Os ensaios de tração foram realizados nos Laboratórios de Metalurgia Física LAMEF e o Laboratório de Transformação Mecânica LdTM ambos na UFRGS Porto Alegre, RS. Foram utilizados 3 corpos de prova de cada aço e grupos cortados com equipamento eletro a fio no sentido paralelo às linhas de laminação (figura 3). 

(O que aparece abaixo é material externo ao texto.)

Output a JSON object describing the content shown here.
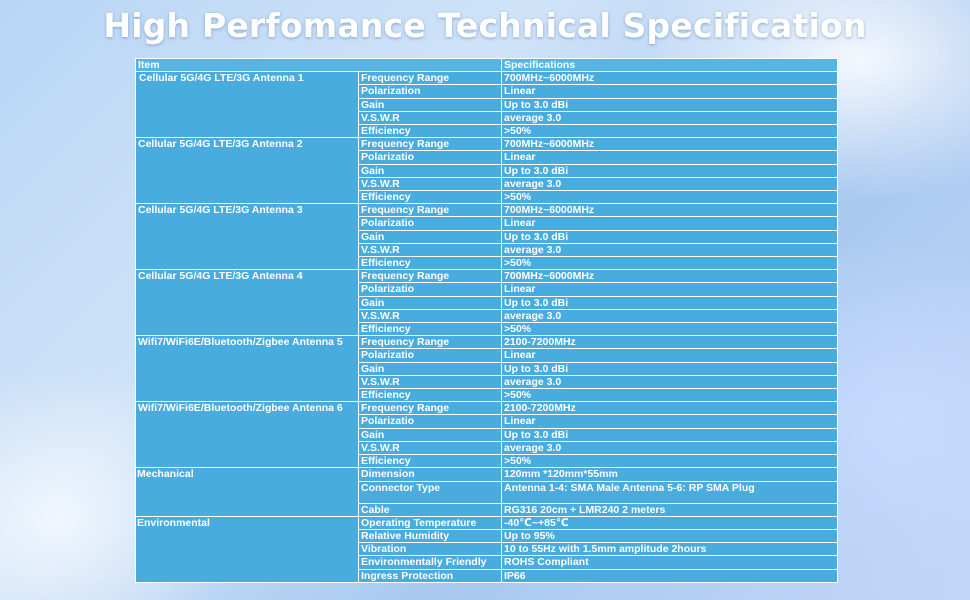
{
  "title": "High Perfomance Technical Specification",
  "header": {
    "item": "Item",
    "spec": "Specifications"
  },
  "groups": [
    {
      "name": "Cellular 5G/4G LTE/3G   Antenna 1",
      "rows": [
        {
          "param": "Frequency Range",
          "value": "700MHz~6000MHz"
        },
        {
          "param": "Polarization",
          "value": "Linear"
        },
        {
          "param": "Gain",
          "value": "Up to 3.0 dBi"
        },
        {
          "param": "V.S.W.R",
          "value": "average 3.0"
        },
        {
          "param": "Efficiency",
          "value": ">50%"
        }
      ]
    },
    {
      "name": "Cellular 5G/4G LTE/3G  Antenna 2",
      "rows": [
        {
          "param": "Frequency Range",
          "value": "700MHz~6000MHz"
        },
        {
          "param": "Polarizatio",
          "value": "Linear"
        },
        {
          "param": "Gain",
          "value": "Up to 3.0 dBi"
        },
        {
          "param": "V.S.W.R",
          "value": "average 3.0"
        },
        {
          "param": "Efficiency",
          "value": ">50%"
        }
      ]
    },
    {
      "name": "Cellular 5G/4G LTE/3G  Antenna 3",
      "rows": [
        {
          "param": "Frequency Range",
          "value": "700MHz~6000MHz"
        },
        {
          "param": "Polarizatio",
          "value": "Linear"
        },
        {
          "param": "Gain",
          "value": "Up to 3.0 dBi"
        },
        {
          "param": "V.S.W.R",
          "value": "average 3.0"
        },
        {
          "param": "Efficiency",
          "value": ">50%"
        }
      ]
    },
    {
      "name": "Cellular 5G/4G LTE/3G  Antenna 4",
      "rows": [
        {
          "param": "Frequency Range",
          "value": "700MHz~6000MHz"
        },
        {
          "param": "Polarizatio",
          "value": "Linear"
        },
        {
          "param": "Gain",
          "value": "Up to 3.0 dBi"
        },
        {
          "param": "V.S.W.R",
          "value": "average 3.0"
        },
        {
          "param": "Efficiency",
          "value": ">50%"
        }
      ]
    },
    {
      "name": "Wifi7/WiFi6E/Bluetooth/Zigbee Antenna 5",
      "rows": [
        {
          "param": "Frequency Range",
          "value": "2100-7200MHz"
        },
        {
          "param": "Polarizatio",
          "value": "Linear"
        },
        {
          "param": "Gain",
          "value": "Up to 3.0 dBi"
        },
        {
          "param": "V.S.W.R",
          "value": "average 3.0"
        },
        {
          "param": "Efficiency",
          "value": ">50%"
        }
      ]
    },
    {
      "name": "Wifi7/WiFi6E/Bluetooth/Zigbee  Antenna 6",
      "rows": [
        {
          "param": "Frequency Range",
          "value": "2100-7200MHz"
        },
        {
          "param": "Polarizatio",
          "value": "Linear"
        },
        {
          "param": "Gain",
          "value": "Up to 3.0 dBi"
        },
        {
          "param": "V.S.W.R",
          "value": "average 3.0"
        },
        {
          "param": "Efficiency",
          "value": ">50%"
        }
      ]
    }
  ],
  "mechanical": {
    "name": "Mechanical",
    "dimension": {
      "param": "Dimension",
      "value": "120mm *120mm*55mm"
    },
    "connector": {
      "param": "Connector Type",
      "value": "Antenna 1-4: SMA Male   Antenna 5-6: RP SMA Plug"
    },
    "cable": {
      "param": "Cable",
      "value": "RG316 20cm + LMR240 2 meters"
    }
  },
  "environmental": {
    "name": "Environmental",
    "rows": [
      {
        "param": "Operating Temperature",
        "value": "-40℃~+85℃"
      },
      {
        "param": "Relative Humidity",
        "value": "Up to 95%"
      },
      {
        "param": "Vibration",
        "value": "10 to 55Hz with 1.5mm amplitude 2hours"
      },
      {
        "param": "Environmentally Friendly",
        "value": "ROHS Compliant"
      },
      {
        "param": "Ingress Protection",
        "value": "IP66"
      }
    ]
  }
}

Figura 3. (a) aço P498V espessura 2,9 mm; (b) aço 12C27M espessura 2mm

Os ensaios seguiram a norma NBR ISO 6892-1/2013 (ASTM E8/E8M-09), sendo que no LAMEF foi utilizado uma máquina servo-hidráulica do tipo MTS 810, com capacidade de 11 KN, à tempera¬tura ambiente e no LdTM, utilizado uma máquina servo-hidráulica do tipo EMIC GR044, com capacidade de 600 KN.

Nos ensaios de tração foram determi¬nados os seguintes parâmetros: limite de escoamento (tenção de escoamento “σe”), limite de resistência (tenção máxima “σm”), alongamento total (∆L) e módulo de elasticidade (E).


Resultados e discussão

Caracterização Microestrutural

As regiões dos corpos de prova onde foram analisadas as imagens das microestruturas das seções transversais dos aços estão representadas na Figura 4. 


Figura 4. Regiões na seção transversal do corpo de prova onde foram analisadas as imagens microestruturais (A1, A2, A3, A4 e A5)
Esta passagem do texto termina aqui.